Ich überlegte, dann zog ich das Amulett aus der Tasche.

»Hier, kannst du damit was anfangen?«

Klaus nahm es in die Hand, wiegte den Kopf und meinte schließlich:

»Interessant, ein umgekehrtes Pentagramm, das Symbol für Okkultismus und Satanismus. Wo hast du das her?«

»Habe ich in der Nähe der letzten Leiche gefunden.«

»Seht ihr, ein Beweis für meine Vermutung. Jetzt kann ich meinem nächsten Artikel den rituellen Hintergrund verleihen: Satanisches Symbol bei Leiche gefunden.«

»Na ja, nun nicht gerade bei der Leiche.«

»Das ist Journalismus, wir werden uns hier doch nicht um ein paar Meterchen streiten«, grinste er zufrieden.

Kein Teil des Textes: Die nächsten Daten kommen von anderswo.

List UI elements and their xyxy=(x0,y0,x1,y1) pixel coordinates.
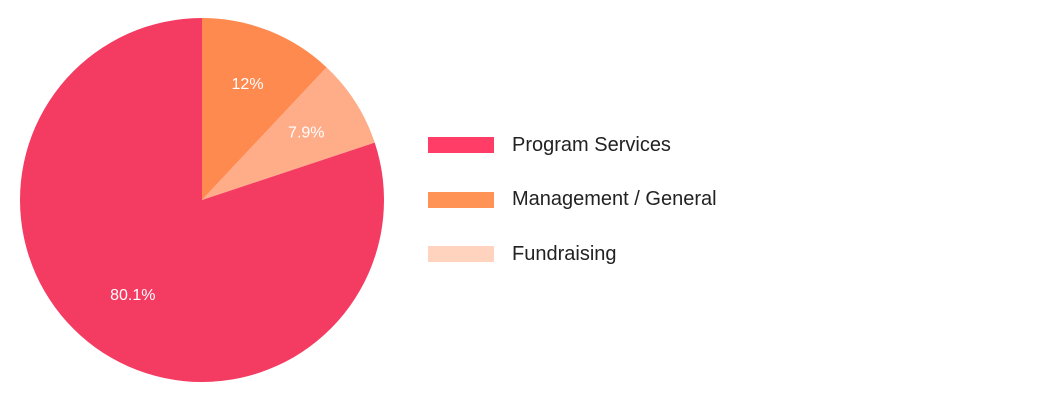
pie-slice-program-services[interactable] xyxy=(20,18,385,382)
legend-item-program-services[interactable]: Program Services xyxy=(428,130,717,160)
pie-slice-label-program-services: 80.1% xyxy=(110,287,155,304)
pie-slice-label-fundraising: 7.9% xyxy=(288,125,324,142)
legend-label-management-general: Management / General xyxy=(512,188,717,210)
legend-label-fundraising: Fundraising xyxy=(512,242,617,265)
legend: Program Services Management / General Fu… xyxy=(428,130,717,294)
pie-slice-labels: 12% 7.9% 80.1% xyxy=(110,76,324,304)
pie-slices xyxy=(20,18,385,382)
legend-swatch-program-services xyxy=(428,137,494,153)
legend-item-fundraising[interactable]: Fundraising xyxy=(428,239,717,269)
legend-swatch-management-general xyxy=(428,191,494,208)
pie-slice-management-general[interactable] xyxy=(202,18,327,200)
legend-swatch-fundraising xyxy=(428,246,494,262)
legend-item-management-general[interactable]: Management / General xyxy=(428,185,717,215)
pie-slice-fundraising[interactable] xyxy=(202,67,375,200)
legend-label-program-services: Program Services xyxy=(512,133,671,156)
pie-slice-label-management-general: 12% xyxy=(232,76,264,93)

Er gab mir das Amulett zurück, musterte mich und fragte:

»Hast du Lust, mich morgen zur Pressekonferenz zu begleiten?«

»Das wäre bestimmt sehr interessant, aber ist das nicht nur für Journalisten?«

»Kein Problem! Komm mal kurz mit.«

Mit einem Fragezeichen im Gesicht folgte ich Klaus.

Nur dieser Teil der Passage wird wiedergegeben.